At least 184 protesters are confirmed as “disappeared” and assumed to be under torture by security forces. My concern about the missing protesters since February 2011 has been the mass graves.
Yemen Post: A Yemeni human rights group, HOOD, revealed that 184 protesters enforcedly disappeared, emphasizing that no official authority has stated about their fate.
A senior officer of Hood, Abdul-Rahman Barman, said that the organization handed over a list of the disappeared names to the Interior Minister, pointing out that their families look for them everywhere and they become more worried every day.

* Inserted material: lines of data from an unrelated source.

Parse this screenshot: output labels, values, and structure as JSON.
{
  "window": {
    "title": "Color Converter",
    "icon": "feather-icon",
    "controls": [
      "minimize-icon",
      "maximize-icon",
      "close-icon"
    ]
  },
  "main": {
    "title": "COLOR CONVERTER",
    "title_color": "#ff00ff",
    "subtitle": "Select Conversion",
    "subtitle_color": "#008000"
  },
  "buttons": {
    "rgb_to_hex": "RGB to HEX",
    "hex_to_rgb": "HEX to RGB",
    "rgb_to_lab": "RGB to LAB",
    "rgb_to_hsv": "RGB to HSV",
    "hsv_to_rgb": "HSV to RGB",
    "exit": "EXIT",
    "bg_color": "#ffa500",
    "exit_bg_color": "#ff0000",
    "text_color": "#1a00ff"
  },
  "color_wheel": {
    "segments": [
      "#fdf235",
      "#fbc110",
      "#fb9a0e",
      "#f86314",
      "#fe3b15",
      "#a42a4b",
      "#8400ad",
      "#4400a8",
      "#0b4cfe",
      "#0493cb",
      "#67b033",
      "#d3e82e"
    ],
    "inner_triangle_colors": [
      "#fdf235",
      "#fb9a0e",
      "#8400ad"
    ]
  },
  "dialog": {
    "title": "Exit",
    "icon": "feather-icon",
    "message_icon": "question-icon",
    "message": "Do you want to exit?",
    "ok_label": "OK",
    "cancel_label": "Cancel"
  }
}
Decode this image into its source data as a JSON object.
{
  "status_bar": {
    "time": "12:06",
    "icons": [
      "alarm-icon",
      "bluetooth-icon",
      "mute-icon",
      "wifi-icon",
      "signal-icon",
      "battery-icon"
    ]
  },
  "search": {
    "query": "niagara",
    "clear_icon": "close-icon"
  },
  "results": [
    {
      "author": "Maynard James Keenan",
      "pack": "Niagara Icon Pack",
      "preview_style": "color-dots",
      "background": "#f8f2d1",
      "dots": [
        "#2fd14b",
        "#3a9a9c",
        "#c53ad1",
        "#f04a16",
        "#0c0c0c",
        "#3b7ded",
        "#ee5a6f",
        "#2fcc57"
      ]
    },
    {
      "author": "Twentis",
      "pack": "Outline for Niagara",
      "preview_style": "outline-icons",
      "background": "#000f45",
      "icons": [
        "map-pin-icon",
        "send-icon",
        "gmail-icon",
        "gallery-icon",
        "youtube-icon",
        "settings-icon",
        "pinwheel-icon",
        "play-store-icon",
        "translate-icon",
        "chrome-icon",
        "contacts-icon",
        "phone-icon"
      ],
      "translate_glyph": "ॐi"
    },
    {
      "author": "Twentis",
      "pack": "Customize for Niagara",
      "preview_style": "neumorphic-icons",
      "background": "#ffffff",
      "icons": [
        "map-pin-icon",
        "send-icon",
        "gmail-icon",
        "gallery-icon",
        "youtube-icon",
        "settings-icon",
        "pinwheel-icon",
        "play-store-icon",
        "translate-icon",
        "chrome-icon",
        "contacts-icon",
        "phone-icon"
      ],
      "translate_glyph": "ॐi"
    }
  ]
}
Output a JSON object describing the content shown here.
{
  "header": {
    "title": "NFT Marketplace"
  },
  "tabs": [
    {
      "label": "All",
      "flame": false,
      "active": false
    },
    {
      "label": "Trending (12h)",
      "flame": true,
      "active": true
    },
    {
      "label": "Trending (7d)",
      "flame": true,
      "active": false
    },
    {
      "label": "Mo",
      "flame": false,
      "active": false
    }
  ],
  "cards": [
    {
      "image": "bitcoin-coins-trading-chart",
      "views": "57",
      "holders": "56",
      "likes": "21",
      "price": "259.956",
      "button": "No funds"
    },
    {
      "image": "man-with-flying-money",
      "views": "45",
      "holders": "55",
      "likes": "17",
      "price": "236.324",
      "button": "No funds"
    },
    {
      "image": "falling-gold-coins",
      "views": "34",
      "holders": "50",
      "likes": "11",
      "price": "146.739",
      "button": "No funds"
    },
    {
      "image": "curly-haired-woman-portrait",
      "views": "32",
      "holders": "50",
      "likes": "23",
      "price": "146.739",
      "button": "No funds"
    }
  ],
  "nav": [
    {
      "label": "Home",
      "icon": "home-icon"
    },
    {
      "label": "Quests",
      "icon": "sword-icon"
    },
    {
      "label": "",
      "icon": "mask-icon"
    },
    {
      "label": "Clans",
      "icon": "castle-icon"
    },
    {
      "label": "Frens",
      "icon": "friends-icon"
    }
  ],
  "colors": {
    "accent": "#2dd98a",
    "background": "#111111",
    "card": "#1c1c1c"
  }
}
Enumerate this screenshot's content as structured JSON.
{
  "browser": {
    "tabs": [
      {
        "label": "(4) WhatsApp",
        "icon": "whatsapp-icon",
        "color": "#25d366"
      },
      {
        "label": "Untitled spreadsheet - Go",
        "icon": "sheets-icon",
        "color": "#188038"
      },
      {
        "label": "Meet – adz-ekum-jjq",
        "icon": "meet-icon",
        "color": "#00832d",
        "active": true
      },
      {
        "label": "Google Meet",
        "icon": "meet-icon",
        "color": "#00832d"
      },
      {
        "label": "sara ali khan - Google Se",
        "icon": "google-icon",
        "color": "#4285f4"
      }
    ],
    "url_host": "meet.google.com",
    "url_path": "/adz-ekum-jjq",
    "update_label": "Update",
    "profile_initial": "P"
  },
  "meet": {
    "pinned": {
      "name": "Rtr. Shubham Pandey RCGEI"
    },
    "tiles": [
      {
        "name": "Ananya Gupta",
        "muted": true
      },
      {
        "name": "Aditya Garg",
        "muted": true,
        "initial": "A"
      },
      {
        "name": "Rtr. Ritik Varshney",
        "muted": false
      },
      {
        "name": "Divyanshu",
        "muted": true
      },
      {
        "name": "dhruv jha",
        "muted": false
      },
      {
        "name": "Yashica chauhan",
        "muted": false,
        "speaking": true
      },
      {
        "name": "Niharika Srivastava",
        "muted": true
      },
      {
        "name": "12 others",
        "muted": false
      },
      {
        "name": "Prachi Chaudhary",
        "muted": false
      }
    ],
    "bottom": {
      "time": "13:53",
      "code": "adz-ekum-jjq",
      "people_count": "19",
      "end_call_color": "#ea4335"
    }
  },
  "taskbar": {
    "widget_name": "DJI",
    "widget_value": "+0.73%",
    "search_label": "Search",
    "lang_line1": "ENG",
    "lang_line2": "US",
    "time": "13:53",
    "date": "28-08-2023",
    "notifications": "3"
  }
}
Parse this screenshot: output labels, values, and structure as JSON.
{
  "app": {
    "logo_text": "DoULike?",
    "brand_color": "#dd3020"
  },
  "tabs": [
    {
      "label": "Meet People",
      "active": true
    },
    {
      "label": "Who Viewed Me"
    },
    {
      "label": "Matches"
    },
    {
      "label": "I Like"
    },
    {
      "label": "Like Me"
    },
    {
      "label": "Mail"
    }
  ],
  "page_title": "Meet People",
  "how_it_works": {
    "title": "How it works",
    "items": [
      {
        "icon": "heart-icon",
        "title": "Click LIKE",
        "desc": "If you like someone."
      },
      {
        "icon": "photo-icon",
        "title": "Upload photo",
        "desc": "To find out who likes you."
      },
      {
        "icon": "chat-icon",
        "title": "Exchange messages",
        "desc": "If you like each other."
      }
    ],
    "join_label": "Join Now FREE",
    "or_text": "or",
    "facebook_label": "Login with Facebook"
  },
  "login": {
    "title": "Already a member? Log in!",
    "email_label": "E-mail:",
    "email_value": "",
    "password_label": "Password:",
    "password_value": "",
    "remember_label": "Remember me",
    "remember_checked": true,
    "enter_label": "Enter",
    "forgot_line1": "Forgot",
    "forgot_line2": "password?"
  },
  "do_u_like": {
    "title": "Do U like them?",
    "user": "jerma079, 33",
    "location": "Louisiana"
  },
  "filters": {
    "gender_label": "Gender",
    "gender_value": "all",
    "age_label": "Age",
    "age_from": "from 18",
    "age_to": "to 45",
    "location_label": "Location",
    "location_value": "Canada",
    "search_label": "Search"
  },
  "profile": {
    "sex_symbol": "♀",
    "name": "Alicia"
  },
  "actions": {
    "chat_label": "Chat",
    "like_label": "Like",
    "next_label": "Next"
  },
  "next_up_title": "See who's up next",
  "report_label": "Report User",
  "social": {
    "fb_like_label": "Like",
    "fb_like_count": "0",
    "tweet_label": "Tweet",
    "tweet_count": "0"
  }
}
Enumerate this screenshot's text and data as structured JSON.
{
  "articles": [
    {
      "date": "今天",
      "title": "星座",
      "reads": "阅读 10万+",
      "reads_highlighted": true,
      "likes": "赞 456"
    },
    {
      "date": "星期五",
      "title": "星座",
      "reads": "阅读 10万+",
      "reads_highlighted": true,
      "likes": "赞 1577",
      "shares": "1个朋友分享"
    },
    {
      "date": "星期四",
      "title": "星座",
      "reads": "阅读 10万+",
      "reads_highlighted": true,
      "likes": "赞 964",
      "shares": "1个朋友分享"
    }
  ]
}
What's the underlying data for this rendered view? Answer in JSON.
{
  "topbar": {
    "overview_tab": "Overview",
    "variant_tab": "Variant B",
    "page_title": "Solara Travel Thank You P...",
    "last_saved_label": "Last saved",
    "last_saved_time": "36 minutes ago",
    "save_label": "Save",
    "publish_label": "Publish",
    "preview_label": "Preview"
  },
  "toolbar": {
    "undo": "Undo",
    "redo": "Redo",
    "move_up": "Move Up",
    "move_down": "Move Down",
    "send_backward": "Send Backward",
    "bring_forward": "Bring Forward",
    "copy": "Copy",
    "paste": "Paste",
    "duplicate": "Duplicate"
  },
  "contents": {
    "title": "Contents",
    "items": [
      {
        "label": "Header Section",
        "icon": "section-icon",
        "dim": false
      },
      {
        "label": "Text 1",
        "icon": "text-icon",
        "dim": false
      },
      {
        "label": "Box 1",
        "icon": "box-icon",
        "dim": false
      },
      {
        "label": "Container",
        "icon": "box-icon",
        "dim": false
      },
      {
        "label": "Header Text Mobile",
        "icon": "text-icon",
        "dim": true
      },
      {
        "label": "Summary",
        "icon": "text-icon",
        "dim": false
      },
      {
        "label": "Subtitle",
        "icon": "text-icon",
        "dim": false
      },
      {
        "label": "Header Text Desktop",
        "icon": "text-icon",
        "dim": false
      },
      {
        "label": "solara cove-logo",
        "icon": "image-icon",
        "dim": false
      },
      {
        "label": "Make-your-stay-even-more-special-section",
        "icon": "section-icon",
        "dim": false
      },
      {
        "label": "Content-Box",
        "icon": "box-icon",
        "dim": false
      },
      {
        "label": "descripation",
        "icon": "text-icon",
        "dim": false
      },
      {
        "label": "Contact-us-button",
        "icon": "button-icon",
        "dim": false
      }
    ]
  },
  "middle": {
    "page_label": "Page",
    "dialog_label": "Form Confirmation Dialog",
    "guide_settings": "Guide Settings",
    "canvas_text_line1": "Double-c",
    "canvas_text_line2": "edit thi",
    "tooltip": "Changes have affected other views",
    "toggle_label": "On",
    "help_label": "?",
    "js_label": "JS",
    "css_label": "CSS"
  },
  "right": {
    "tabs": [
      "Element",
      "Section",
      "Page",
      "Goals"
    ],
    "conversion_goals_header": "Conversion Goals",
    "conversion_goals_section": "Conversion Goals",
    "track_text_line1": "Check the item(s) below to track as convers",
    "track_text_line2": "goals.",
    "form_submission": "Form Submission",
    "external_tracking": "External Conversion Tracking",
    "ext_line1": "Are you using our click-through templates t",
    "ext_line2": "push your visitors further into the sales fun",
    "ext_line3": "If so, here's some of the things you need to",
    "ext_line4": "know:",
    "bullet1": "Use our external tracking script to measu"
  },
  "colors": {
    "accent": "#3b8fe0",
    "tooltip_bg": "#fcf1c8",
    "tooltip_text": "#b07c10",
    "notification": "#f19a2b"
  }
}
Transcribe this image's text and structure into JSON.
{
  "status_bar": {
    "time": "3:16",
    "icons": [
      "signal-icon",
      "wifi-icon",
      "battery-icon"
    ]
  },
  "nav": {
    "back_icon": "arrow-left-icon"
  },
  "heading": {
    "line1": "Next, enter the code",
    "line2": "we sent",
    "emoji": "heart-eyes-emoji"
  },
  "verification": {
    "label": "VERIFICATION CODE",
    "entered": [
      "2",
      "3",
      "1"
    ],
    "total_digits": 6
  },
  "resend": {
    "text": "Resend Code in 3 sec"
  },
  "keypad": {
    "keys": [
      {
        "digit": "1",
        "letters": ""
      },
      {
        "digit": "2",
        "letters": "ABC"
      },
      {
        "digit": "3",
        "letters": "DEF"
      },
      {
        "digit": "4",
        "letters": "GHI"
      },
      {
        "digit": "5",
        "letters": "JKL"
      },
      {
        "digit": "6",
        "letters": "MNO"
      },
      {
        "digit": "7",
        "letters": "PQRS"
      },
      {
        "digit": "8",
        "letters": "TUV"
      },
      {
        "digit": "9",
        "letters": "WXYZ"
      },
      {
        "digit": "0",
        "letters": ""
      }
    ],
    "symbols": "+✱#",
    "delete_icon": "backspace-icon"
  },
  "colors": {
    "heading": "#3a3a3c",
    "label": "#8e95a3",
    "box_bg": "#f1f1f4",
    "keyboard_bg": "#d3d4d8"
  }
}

Hood expressed deep concern about this case, demanding the newly-formed military commission to disclose the fate of these people enforcedly disappeared, stressing that the enforced disappearance is a crime against humanity.
One family had found out its relative in the morgue of Alshorta hospital six months after he was arrested by armed men loyal to the outgoing President Ali Abdullah Saleh.
Yemen protesters had alleged that security and army services arbitrarily detained hundreds of peaceful protesters across the country, subjecting them to torture and ill-treatment, since anti-government demonstrations began in February 2011.
Some released prisoners affirmed that huge numbers of protesters and soldiers of the defected First Armored Division were being held in custodies belonging to military camps loyal to Saleh.
During several conferences held in Sana’a with some of freed prisoners, they made clear that they were subject to brutal forms of tortures, including electro-shock devices and beating with cables and whips after being blindfolded and handcuffed.
Yemenis have been demonstrating across the country demanding the release of detainees held by Security services which are still controlled by people loyal to Saleh.
The exact number of detainees being held by the authorities is unknown, but activists say that it could be as high as 1,400.